The Hawke government and education 1983–1985

Abstract
Education was a major component of the platform and performance of the Whitlam governments. Under Fraser, projects were abandoned and overall growth ceased. The needs principle for aid to non‐government schools was undermined by the emphasis on unrestricted access to alternatives to the State system. Pressure grew for schooling to reflect and service the needs of the market place. The 1983 election campaign scarcely mentioned education although special interests ensured that traditional commitments were secured. Once in power, the Hawke government tended to ignore these and maintained constraints on education spending. Naive attempts in 1983 to implement the policy of reducing grants to wealthy private schools resulted, by 1984, in a bruised and shaken Hawke government having to placate the powerful private school/Catholic bishops lobby with a generously funded ‘historic settlement’ of the State Aid debate. The Participation and Equity Program was introduced to increase participation in post‐compulsory education, particularly by disadvantaged groups.
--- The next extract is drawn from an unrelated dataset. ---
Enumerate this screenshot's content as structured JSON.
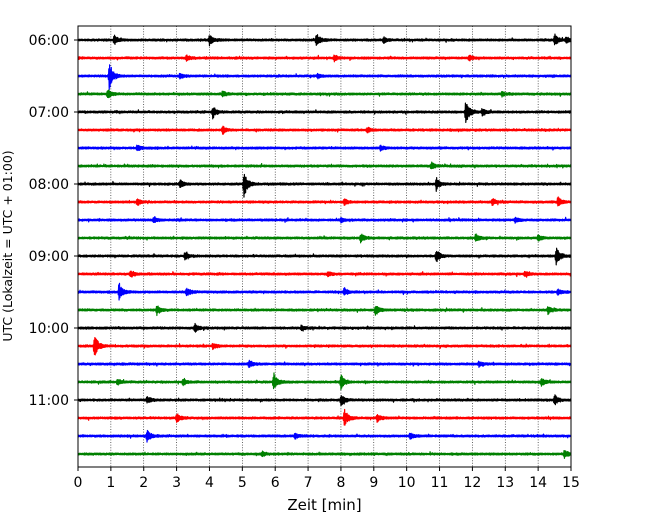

Initially the depressed state of tertiary education was not addressed by the Hawke government which continued the neglect characteristic of the Fraser years. Hawke was returned to office in 1984 on a platform which had as little to say about education as it had in 1983. The rhetoric and practice of the Hawke government has tended to reflect a view of education which is highly economic and instrumental in orientation. A crude nexus is seen to exist between educational spending and productive employment, a view which excludes any concern for the social benefits of education or a longer‐term perspective about the value of intellectual endeavour. Labor's traditional ideals and objectives of widening access to education and hence social and economic power are in danger of being ignored. If economic considerations alone continue to dominate policy, the legacy of the Hawke government may well be a set of educational policies which are destined, on balance, to increase rather than reduce inequalities in our society.